Le contese giudiziarie - come in tutti gli ordinamenti di origine germanica - si risolvevano non tanto accertando la verità dei fatti, quanto stabilendo quale delle due parti avesse maggiore prestigio sociale e quindi maggiore credibilità. L'accusato poteva discolparsi ricorrendo al giuramento solenne, sui Vangeli o sulle armi, eventualmente rafforzato dal giuramento di altri liberi che si facevano garanti. Tra i longobardi il giuramento aveva un'importanza enorme, e chi lo avesse proferito falsamente si esponeva al discredito sociale e - si riteneva - a terribili punizioni da parte della divinità. Non di rado le contese si concludevano però con il duello giudiziario, che stabiliva in modo inequivocabile quale delle due parti avesse ragione.
L'Editto trasmette informazioni importanti anche riguardo all'economia e l'organizzazione del lavoro. La società longobarda si basava sull'agricoltura, sulla proprietà privata (prerogativa esclusiva dei liberi) e su rapporti di produzione di tipo signorile. La ricchezza si basava quasi esclusivamente sulla proprietà di terra, di servi, di bestiame. Nell'Editto il lavoratore appare soprattutto in quanto contadino, e l'unica manodopera non agganciata alla terra è costituita dai cosiddetti maestri comacini, che si spostavano da un luogo all'altro per restaurare o costruire edifici. Il commercio vi è praticamente assente, anche se certamente non possiamo immaginare che fosse del tutto scomparso.

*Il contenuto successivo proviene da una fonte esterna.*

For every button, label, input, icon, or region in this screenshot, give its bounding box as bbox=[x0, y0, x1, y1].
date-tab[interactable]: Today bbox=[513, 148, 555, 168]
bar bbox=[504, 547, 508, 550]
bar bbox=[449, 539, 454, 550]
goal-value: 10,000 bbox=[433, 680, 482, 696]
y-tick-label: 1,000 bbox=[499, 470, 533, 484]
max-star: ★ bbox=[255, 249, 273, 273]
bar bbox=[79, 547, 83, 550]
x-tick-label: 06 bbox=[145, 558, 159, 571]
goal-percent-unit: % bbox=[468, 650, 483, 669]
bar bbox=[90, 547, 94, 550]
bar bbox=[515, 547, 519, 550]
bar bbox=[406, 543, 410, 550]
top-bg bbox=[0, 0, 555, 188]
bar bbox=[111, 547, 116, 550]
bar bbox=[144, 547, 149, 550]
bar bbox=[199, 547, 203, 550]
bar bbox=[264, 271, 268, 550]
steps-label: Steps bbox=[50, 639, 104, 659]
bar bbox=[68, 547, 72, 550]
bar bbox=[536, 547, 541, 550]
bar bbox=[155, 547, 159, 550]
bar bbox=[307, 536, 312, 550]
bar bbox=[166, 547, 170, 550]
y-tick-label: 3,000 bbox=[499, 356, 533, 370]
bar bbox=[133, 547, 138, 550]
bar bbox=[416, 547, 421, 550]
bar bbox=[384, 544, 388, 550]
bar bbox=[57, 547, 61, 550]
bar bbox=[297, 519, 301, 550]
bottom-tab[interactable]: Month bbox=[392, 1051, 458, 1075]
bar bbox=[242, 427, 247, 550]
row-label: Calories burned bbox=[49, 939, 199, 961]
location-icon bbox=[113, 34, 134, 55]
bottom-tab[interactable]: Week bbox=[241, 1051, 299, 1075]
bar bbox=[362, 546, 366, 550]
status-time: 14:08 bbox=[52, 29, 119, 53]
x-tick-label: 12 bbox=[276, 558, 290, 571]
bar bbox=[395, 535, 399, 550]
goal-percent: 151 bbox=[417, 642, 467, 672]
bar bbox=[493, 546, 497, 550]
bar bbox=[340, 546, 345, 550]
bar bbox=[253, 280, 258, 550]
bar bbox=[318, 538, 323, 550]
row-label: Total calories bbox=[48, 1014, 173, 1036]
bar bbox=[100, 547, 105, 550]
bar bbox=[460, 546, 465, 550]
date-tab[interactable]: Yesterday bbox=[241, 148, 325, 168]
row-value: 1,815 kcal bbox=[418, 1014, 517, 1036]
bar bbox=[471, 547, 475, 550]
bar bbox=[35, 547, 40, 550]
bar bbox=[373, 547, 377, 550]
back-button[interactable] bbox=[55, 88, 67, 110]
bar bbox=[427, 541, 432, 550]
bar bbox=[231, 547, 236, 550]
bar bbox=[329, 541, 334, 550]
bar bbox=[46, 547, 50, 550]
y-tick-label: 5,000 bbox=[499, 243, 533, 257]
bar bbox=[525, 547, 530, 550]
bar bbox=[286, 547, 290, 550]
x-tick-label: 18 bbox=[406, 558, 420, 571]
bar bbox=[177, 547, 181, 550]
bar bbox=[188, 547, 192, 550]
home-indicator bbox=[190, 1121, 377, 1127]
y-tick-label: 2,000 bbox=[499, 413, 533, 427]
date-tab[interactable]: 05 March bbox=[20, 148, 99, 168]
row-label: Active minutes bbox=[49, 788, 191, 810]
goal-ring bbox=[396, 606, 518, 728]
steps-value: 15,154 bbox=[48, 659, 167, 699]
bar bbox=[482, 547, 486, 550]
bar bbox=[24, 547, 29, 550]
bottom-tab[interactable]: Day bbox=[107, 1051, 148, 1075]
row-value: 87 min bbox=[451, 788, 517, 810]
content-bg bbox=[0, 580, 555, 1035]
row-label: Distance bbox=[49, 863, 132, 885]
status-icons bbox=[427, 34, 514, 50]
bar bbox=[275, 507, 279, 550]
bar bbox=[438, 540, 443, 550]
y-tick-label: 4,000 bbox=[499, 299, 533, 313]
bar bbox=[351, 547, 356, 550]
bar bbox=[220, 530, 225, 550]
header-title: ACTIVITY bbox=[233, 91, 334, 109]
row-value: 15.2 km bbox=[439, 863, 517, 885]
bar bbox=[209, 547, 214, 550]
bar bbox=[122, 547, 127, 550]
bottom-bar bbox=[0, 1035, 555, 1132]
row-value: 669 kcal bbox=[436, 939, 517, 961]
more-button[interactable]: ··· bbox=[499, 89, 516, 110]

Di particolare importanza si rivelano anche le attività della caccia (che integrava in modo consistente il fabbisogno di carne) e della raccolta (delle ghiande, del miele, dei frutti selvatici, ecc.). Alcune leggi dell'Editto, per esempio, regolano in modo minuzioso lo sfruttamento degli alveari nei boschi o si diffondono sul modo di assegnare una preda colpita da più cacciatori. Tutto questo rimanda a un sistema economico molto semplice, in cui la dipendenza dall'ambiente naturale era fortissima. Nell'Editto, infatti, la città fa la sua apparizione in riferimento a problemi di ordine pubblico, o in quanto luogo di residenza del re, ma non come luogo qualificato da una ben precisa caratterizzazione economica (commercio, artigianato).